2. (very minor comment) For stereotaxic surgeries, was a heat pad used following the use of ketamine/xylazine. If so, this should be included in the methods.

3. Methods, immunostaining and microscopy - The authors state they used a confocal microscope “at 10X or 1.5 zoom”. I believe the authors should amend this to “at 10X or 10X with a 1.5 zoom” to clarify that the 1.5 zoom was applied to a 10X objective.

Reviewer 3:

This is an authorship-redacted study with the goal of confirming previous findings that show that VTA neurons can project to the local/adjacent IPN. This issue was recently called into question by another paper (Nasirova et al). In the present study, the investigators used DAT-Cre mice and viral techniques to show or confirm that VTA DA neurons in mice send sparse projections to the caudal/dorsal IPN. They then use dLight imaging to show that there are measurable dLight signals in IPN during several behavioral tasks that are known to elicit DA neuron activation. There are strengths and weaknesses, the latter noted below. The study will have some value in confirming and refining the idea that VTA neurons project to the IPN. This is relevant, as this idea was directly challenged by Nasirova et al. However, this paper does not extend our understanding of the functional relevance of a VTA to IPN projection, assuming it exists as the paper asserts. Regardless, the paper is valuable as a confirmation study.

Points for consideration:

Figure 1

-axonal targeted construct to show presynaptic expression in IPN

-4 cases only for VTA-DA to IPN in Figure 1...no attempt at quantification or comparison to a control, lowering the quality of the evidence (basically a case study)...what makes a case “relevant” or not? Whether it showed the desired result? The paper should do a better job of explaining the criteria for inclusion or exclusion of cases as “relevant”.

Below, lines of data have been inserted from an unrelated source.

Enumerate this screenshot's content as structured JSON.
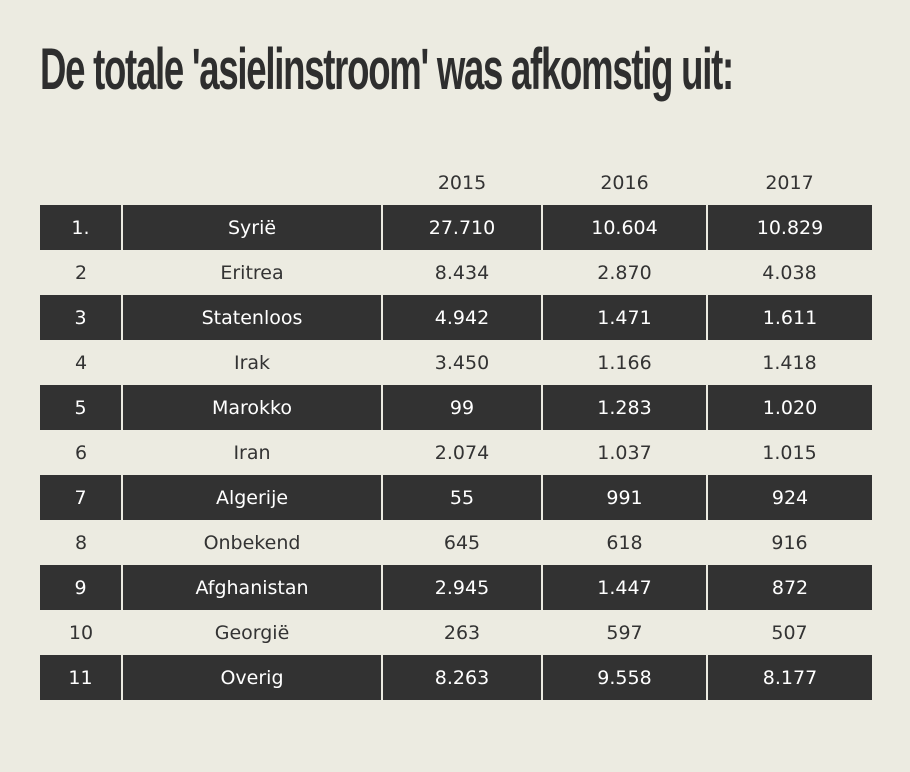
{
  "title": "De totale 'asielinstroom' was afkomstig uit:",
  "table": {
    "headers": [
      "",
      "",
      "2015",
      "2016",
      "2017"
    ],
    "rows": [
      [
        "1.",
        "Syrië",
        "27.710",
        "10.604",
        "10.829"
      ],
      [
        "2",
        "Eritrea",
        "8.434",
        "2.870",
        "4.038"
      ],
      [
        "3",
        "Statenloos",
        "4.942",
        "1.471",
        "1.611"
      ],
      [
        "4",
        "Irak",
        "3.450",
        "1.166",
        "1.418"
      ],
      [
        "5",
        "Marokko",
        "99",
        "1.283",
        "1.020"
      ],
      [
        "6",
        "Iran",
        "2.074",
        "1.037",
        "1.015"
      ],
      [
        "7",
        "Algerije",
        "55",
        "991",
        "924"
      ],
      [
        "8",
        "Onbekend",
        "645",
        "618",
        "916"
      ],
      [
        "9",
        "Afghanistan",
        "2.945",
        "1.447",
        "872"
      ],
      [
        "10",
        "Georgië",
        "263",
        "597",
        "507"
      ],
      [
        "11",
        "Overig",
        "8.263",
        "9.558",
        "8.177"
      ]
    ]
  },
  "colors": {
    "background": "#ecebe1",
    "dark_row": "#323232",
    "dark_row_text": "#ffffff",
    "text": "#333333"
  }
}
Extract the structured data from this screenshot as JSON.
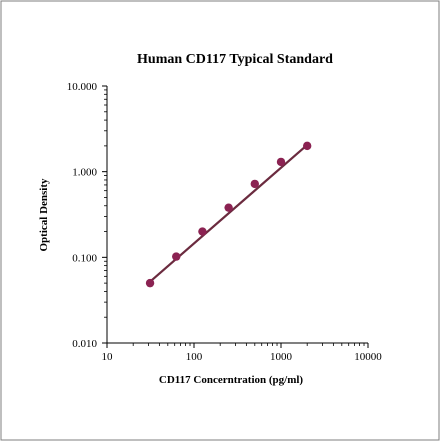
{
  "chart_data": {
    "type": "scatter",
    "title": "Human CD117 Typical Standard",
    "xlabel": "CD117 Concerntration (pg/ml)",
    "ylabel": "Optical Density",
    "x_scale": "log",
    "y_scale": "log",
    "xlim": [
      10,
      10000
    ],
    "ylim": [
      0.01,
      10
    ],
    "x_ticks": [
      "10",
      "100",
      "1000",
      "10000"
    ],
    "y_ticks": [
      "0.010",
      "0.100",
      "1.000",
      "10.000"
    ],
    "grid": false,
    "legend": "none",
    "series": [
      {
        "x": [
          31.25,
          62.5,
          125,
          250,
          500,
          1000,
          2000
        ],
        "y": [
          0.05,
          0.102,
          0.2,
          0.38,
          0.72,
          1.3,
          2.0
        ]
      }
    ],
    "fit_line": {
      "x": [
        31.25,
        2000
      ],
      "y": [
        0.052,
        2.05
      ]
    },
    "colors": {
      "point": "#8b2252",
      "line": "#6b2b3f",
      "axis": "#000000",
      "border": "#7f7f7f"
    }
  }
}
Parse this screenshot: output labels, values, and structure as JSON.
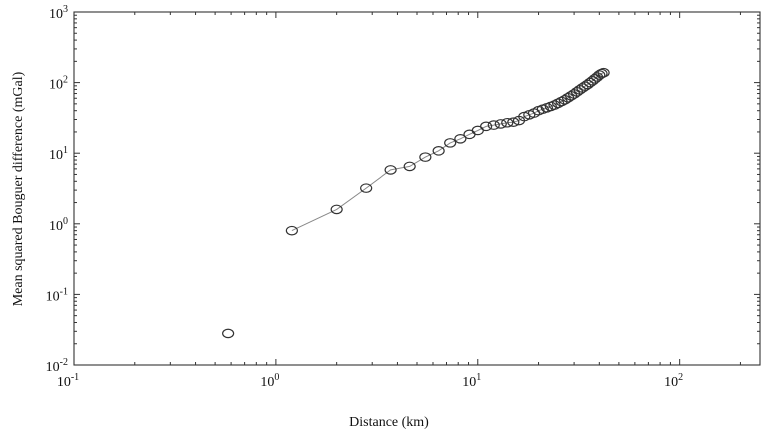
{
  "chart_data": {
    "type": "scatter",
    "xlabel": "Distance (km)",
    "ylabel": "Mean squared Bouguer difference (mGal)",
    "xscale": "log",
    "yscale": "log",
    "xlim": [
      0.1,
      250
    ],
    "ylim": [
      0.01,
      1000
    ],
    "grid": false,
    "x_ticks": [
      {
        "base": "10",
        "exp": "-1",
        "value": 0.1
      },
      {
        "base": "10",
        "exp": "0",
        "value": 1
      },
      {
        "base": "10",
        "exp": "1",
        "value": 10
      },
      {
        "base": "10",
        "exp": "2",
        "value": 100
      }
    ],
    "y_ticks": [
      {
        "base": "10",
        "exp": "-2",
        "value": 0.01
      },
      {
        "base": "10",
        "exp": "-1",
        "value": 0.1
      },
      {
        "base": "10",
        "exp": "0",
        "value": 1
      },
      {
        "base": "10",
        "exp": "1",
        "value": 10
      },
      {
        "base": "10",
        "exp": "2",
        "value": 100
      },
      {
        "base": "10",
        "exp": "3",
        "value": 1000
      }
    ],
    "series": [
      {
        "marker": "circle",
        "line": true,
        "x": [
          0.58,
          1.2,
          2.0,
          2.8,
          3.7,
          4.6,
          5.5,
          6.4,
          7.3,
          8.2,
          9.1,
          10.0,
          11.0,
          12.0,
          13.0,
          14.0,
          15.0,
          16.0,
          17.0,
          18.0,
          19.0,
          20.0,
          21.0,
          22.0,
          23.0,
          24.0,
          25.0,
          26.0,
          27.0,
          28.0,
          29.0,
          30.0,
          31.0,
          32.0,
          33.0,
          34.0,
          35.0,
          36.0,
          37.0,
          38.0,
          39.0,
          40.0,
          41.0,
          42.0
        ],
        "y": [
          0.028,
          0.8,
          1.6,
          3.2,
          5.8,
          6.5,
          8.8,
          10.8,
          14.0,
          16.0,
          18.5,
          21.0,
          24.0,
          25.0,
          26.0,
          27.0,
          27.5,
          29.0,
          33.0,
          35.0,
          37.0,
          40.0,
          42.0,
          44.0,
          46.0,
          48.0,
          51.0,
          54.0,
          57.0,
          61.0,
          65.0,
          69.0,
          74.0,
          79.0,
          84.0,
          89.0,
          94.0,
          100.0,
          106.0,
          113.0,
          120.0,
          128.0,
          134.0,
          138.0
        ]
      }
    ]
  }
}
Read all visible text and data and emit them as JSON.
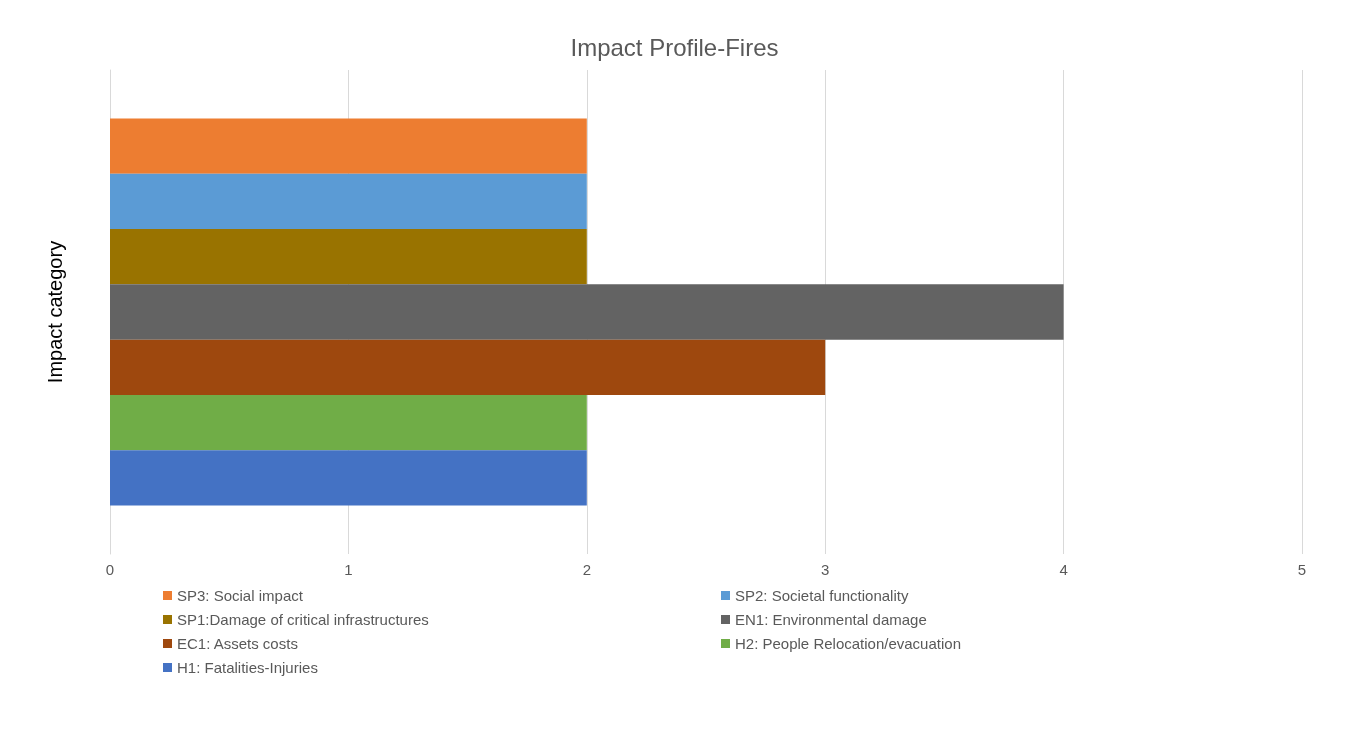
{
  "chart_data": {
    "type": "bar",
    "orientation": "horizontal",
    "title": "Impact Profile-Fires",
    "ylabel": "Impact category",
    "categories": [
      null
    ],
    "series": [
      {
        "name": "SP3: Social impact",
        "color": "#ed7d31",
        "values": [
          2
        ]
      },
      {
        "name": "SP2: Societal functionality",
        "color": "#5b9bd5",
        "values": [
          2
        ]
      },
      {
        "name": "SP1:Damage of critical infrastructures",
        "color": "#997300",
        "values": [
          2
        ]
      },
      {
        "name": "EN1: Environmental damage",
        "color": "#636363",
        "values": [
          4
        ]
      },
      {
        "name": "EC1: Assets costs",
        "color": "#9e480e",
        "values": [
          3
        ]
      },
      {
        "name": "H2: People Relocation/evacuation",
        "color": "#70ad47",
        "values": [
          2
        ]
      },
      {
        "name": "H1: Fatalities-Injuries",
        "color": "#4472c4",
        "values": [
          2
        ]
      }
    ],
    "xlim": [
      0,
      5
    ],
    "xticks": [
      0,
      1,
      2,
      3,
      4,
      5
    ],
    "grid": "x",
    "legend": "bottom"
  }
}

-IPN innervation is not extensive, suggesting the question: how important is it? This is mitigated by consideration of cholinergic interneurons in striatum, which are sparse yet important. However, we don’t understand the importance of the VTA to IPN projection like we understand cholinergic interneurons.

Figure 2

-repeated Figure 1 experiment with axon-targeted GCaMP, resulting in weak labeling of GCaMP-positive structures in IPN that co-label with synaptophysin protein (images appear overexposed, detracting from the quality of the evidence a bit)

-only single image shown, no quantification. Figure 1 and 2 would be strengthened by inclusion of quantification rather than single images of specific cases whose criteria for inclusion/exclusion is unclear.

Figure 3

-retro GFP injected into NAc to back-label VTA-DA, then look at whether there were forward axonal projections in IPN...

-“relevant” cases presented (what is relevant vs. irrelevant?)

Figure 4/5

-dLight measurements crucially depends on excluding any contaminating signal from the VTA, as there could be somatic signal from the VTA. This is especially relevant given the recent paper (Nasirova et al) that directly contradicts the main claim of this paper. The paper states that all animals were verified, but no data was presented to substantiate this assertion.

-Assuming the data in the paper are accurate (see above for reasons to be less than 100% confident), the paper would be stronger if it showed that the VTA to IPN projection was important for some biological process. This was shown, however, in a previous paper. This paper appears to have the goal of rebutting Nasirova et al, which questioned the result that VTA neurons send projections to IPN.